Swan Song

In the near future, a terminal diagnosis is now accompanied with an unusual new option at Arra Labs.  Dr. Scott (Glenn Close) has just proposed this to Cameron Tucker (Mahershala Ali), a relatively young man with a wife, young son and another on the way.  But will Cameron be able to hand his family over to a clone of himself, one with all his memories who will be unaware that he is anyone but Cameron himself, to spare them the grief of losing him?  His is an emotionally complex “Swan Song.”

Laura's Review: B-

Writer/director Benjamin Cleary makes his feature film debut with a moral fable wrapped within the genres of science fiction and romance.  The film begins with a ‘meet cute’ between Cameron and his future wife Poppy (Naomie Harris) gradually connecting the dots between then and Cameron’s current quandary, revealing the extenuating circumstances which lead to his decision.

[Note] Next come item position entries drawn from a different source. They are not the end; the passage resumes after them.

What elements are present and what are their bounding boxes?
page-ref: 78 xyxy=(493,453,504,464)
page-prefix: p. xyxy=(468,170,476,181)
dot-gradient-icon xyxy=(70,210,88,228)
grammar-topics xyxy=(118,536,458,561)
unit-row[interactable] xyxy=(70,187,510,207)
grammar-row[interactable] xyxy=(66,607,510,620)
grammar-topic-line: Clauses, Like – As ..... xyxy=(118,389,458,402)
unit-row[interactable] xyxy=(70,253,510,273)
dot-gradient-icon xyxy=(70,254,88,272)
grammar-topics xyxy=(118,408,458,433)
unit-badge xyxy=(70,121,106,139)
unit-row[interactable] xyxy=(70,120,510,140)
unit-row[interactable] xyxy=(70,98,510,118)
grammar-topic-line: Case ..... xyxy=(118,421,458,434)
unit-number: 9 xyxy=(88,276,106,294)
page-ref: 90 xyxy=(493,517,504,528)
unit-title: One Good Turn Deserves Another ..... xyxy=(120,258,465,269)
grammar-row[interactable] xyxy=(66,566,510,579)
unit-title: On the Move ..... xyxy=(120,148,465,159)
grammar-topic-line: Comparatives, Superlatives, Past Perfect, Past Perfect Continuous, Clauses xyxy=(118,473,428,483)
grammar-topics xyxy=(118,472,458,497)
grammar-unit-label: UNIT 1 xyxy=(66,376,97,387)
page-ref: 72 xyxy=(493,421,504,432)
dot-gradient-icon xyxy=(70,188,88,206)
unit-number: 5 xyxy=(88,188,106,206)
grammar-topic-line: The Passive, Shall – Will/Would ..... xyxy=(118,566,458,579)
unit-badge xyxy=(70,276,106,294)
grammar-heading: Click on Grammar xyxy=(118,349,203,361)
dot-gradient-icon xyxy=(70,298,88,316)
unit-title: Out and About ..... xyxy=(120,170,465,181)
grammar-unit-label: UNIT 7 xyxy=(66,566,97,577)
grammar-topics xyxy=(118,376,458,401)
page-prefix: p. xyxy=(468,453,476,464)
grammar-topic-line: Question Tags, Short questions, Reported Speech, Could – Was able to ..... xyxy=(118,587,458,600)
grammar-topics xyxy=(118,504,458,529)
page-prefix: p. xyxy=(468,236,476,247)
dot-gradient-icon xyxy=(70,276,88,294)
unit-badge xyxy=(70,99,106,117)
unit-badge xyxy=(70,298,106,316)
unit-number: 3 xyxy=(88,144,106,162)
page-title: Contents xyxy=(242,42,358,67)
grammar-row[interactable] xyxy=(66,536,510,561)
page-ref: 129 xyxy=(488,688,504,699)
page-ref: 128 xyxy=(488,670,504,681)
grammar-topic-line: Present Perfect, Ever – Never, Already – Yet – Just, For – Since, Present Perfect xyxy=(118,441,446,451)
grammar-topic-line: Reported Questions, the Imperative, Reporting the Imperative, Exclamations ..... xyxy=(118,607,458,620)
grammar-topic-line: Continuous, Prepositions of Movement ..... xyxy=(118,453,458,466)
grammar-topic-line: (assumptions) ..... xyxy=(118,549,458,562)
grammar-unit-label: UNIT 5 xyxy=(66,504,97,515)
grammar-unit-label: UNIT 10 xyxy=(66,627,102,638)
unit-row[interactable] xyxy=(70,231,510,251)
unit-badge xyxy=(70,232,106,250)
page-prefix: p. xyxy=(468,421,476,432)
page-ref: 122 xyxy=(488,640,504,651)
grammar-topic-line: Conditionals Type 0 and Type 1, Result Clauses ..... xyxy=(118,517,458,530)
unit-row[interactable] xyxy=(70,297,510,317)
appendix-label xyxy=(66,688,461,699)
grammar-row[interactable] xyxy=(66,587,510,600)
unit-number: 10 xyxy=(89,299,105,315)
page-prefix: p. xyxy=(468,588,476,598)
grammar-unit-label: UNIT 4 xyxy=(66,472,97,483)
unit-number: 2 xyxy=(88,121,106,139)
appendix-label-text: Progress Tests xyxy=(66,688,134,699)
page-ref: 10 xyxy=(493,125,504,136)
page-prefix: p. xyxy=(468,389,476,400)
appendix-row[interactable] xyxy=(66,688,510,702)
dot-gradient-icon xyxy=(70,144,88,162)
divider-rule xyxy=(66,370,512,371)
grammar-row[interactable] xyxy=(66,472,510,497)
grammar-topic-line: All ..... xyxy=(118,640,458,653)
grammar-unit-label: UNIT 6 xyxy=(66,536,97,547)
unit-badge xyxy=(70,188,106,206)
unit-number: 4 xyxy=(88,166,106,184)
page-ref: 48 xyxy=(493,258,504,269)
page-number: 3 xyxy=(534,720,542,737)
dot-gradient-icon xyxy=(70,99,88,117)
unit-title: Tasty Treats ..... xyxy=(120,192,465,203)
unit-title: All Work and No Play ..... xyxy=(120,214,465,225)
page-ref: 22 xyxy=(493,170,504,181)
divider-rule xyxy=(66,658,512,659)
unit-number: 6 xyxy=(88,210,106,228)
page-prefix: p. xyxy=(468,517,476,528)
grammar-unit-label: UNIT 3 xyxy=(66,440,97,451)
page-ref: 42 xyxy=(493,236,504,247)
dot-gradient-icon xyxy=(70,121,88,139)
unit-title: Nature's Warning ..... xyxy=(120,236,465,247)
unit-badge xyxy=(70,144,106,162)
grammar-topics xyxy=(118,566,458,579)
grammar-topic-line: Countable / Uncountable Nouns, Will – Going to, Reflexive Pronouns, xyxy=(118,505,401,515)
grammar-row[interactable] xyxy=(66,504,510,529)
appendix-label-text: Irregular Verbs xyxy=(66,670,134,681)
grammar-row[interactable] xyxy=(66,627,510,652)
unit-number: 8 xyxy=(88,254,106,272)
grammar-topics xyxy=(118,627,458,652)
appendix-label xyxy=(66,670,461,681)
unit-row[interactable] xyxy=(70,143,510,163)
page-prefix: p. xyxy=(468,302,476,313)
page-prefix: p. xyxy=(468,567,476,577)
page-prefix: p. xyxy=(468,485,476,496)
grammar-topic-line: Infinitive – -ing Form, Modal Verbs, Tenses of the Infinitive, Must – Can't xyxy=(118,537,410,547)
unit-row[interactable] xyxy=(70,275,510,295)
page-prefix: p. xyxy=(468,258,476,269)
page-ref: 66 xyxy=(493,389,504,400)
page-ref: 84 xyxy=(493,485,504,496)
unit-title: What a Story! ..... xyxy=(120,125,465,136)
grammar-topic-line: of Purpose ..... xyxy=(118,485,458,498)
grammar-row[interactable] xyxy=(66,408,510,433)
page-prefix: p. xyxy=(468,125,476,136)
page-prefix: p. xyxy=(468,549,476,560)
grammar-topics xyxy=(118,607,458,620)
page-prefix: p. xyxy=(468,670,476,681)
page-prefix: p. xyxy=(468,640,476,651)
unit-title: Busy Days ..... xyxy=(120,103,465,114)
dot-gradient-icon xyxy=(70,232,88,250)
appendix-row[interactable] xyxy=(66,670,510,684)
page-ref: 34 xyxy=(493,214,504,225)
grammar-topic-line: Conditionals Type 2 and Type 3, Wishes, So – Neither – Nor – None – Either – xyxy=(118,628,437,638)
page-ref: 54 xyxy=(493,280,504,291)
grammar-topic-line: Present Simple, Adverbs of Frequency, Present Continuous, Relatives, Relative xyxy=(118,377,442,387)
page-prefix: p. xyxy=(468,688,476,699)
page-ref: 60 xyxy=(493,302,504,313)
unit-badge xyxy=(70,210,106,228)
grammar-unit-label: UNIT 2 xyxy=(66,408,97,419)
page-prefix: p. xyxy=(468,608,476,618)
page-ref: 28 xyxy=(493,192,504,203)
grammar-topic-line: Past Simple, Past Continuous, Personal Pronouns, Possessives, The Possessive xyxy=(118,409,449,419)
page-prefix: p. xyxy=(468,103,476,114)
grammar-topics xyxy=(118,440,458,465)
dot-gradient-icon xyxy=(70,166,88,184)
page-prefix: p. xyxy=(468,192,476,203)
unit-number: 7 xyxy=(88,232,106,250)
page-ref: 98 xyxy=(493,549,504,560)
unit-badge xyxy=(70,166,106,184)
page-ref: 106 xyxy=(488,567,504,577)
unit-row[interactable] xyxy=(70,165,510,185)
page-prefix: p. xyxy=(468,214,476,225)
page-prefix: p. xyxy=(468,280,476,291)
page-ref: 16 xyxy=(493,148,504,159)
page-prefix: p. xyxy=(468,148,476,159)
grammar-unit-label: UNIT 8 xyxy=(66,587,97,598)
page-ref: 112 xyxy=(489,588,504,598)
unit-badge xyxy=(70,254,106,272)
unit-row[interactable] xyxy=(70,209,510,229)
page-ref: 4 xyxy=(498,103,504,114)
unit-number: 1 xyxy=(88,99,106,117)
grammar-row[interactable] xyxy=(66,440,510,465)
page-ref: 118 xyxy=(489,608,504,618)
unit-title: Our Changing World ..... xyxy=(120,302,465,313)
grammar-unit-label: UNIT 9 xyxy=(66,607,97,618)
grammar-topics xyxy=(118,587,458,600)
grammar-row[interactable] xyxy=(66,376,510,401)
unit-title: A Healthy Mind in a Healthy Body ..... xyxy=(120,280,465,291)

One of the first flashbacks we see of the Tucker family features Hugo (Dax Rey) in conversation with his mom’s twin brother, Uncle Andre (Nyasha Hatendi), about clones, his mom insisting that you could differentiate between a clone and a human.  In an act of present day persuasion, Dr. Scott sends Cameron to a realtor’s office where he meets Kate (Awkwafina), an engaging woman interacting with her daughter at work.  He then meets the real Kate, dying of a terminal disease at Arra.  Kate asks how Kate is doing and Cameron must admit she’s doing fine.        

But we can sense there is some underlying issue between the adults in the Tucker household, one which Poppy eventually opens up about in a very moving scene.  All the while, ‘Jack,’ the differentiating name given to Tucker’s copy, is in development at Arras.  Mahershala Ali plays these two sides of himself with subtlety, Tucker wary, Jack supportive yet continually advancing his own cause.  Cleary attempts to inject some suspense into his film’s last act, but while he does so, it rests upon red herrings, one a Nolan-esque identifying freckle never called into play.  Cleary is on more solid ground with human emotions, specifically grief, and the healing power of the creative arts.  A question of medical ethics is raised and hovers over the film’s ending, resolved by inevitability.

The spare, clean design contrasting technologically assisted modern life with the natural spender of British Columbia is reminiscent of Spielberg’s “A.I.” A more intentional homage comes in the form of an origami animal, a tip of the hat to “Blade Runner’s” unicorn.  But while Cleary touches upon clones’ rights, his themes are really love and compassion, however troubling his tale’s conclusion.  “Swan Song” is a love story about sacrifice, but it appears to give itself a free pass on the disturbing moral issue of survivor’s rights.

Robin's Review: C+

Cameron (Mahershala Ali) is terminally ill but his wife, Poppy (Naomie Harris), just recently suffered the loss of her beloved brother, Andre (Nyasha Hatendi). Afraid of having her hurt and grieve even more, he seeks out an alternative for when he dies. But, what he is offered brings a dilemma of what is the right (or wrong) thing to do in “Swan Song.”

I have a moral problem with the premise of the story of “Swan Song.” Cameron’s unilateral decision involves a newly developed cloning process that will allow him to replace himself, unnoticed, to spare Poppy grief. But, that decision is based on a lie, deceit and not believing enough in your mate to deal with life and its oft-turbulent problems. I have a major morality problem with that.

I understand that Cameron is trying to be the noble spirit of the family unit and save Poppy from sadness. But, I also thought of how I would feel about perpetrating such a deception on Laura or how I would feel if I were the one deceived. In either case, I could not empathize with Cameron. Sure, I felt a bit of sympathy for his dilemma but also think he cheaped out to make himself feel better – about himself.

Then, there is the psychological destructiveness of commissioning a replacement for yourself and the guilt I perceive that I would feel. I could not identify with Cameron and his misguided ideals. I also had a problem that he is just the third person to take part in this “treatment” with Dr. Scott (Glenn Close in a paycheck performance), the head of the cloning institute. That strikes me as very experimental and leaves many questions in my mind about how things could go wrong and how badly

First-time feature writer-director Benjamin Cleary takes an interesting premise but its exploration is anathema to my own feelings about the story and the main character and his decision.

"Swan Song" will begin streaming on Apple TV+ on 12/10/21.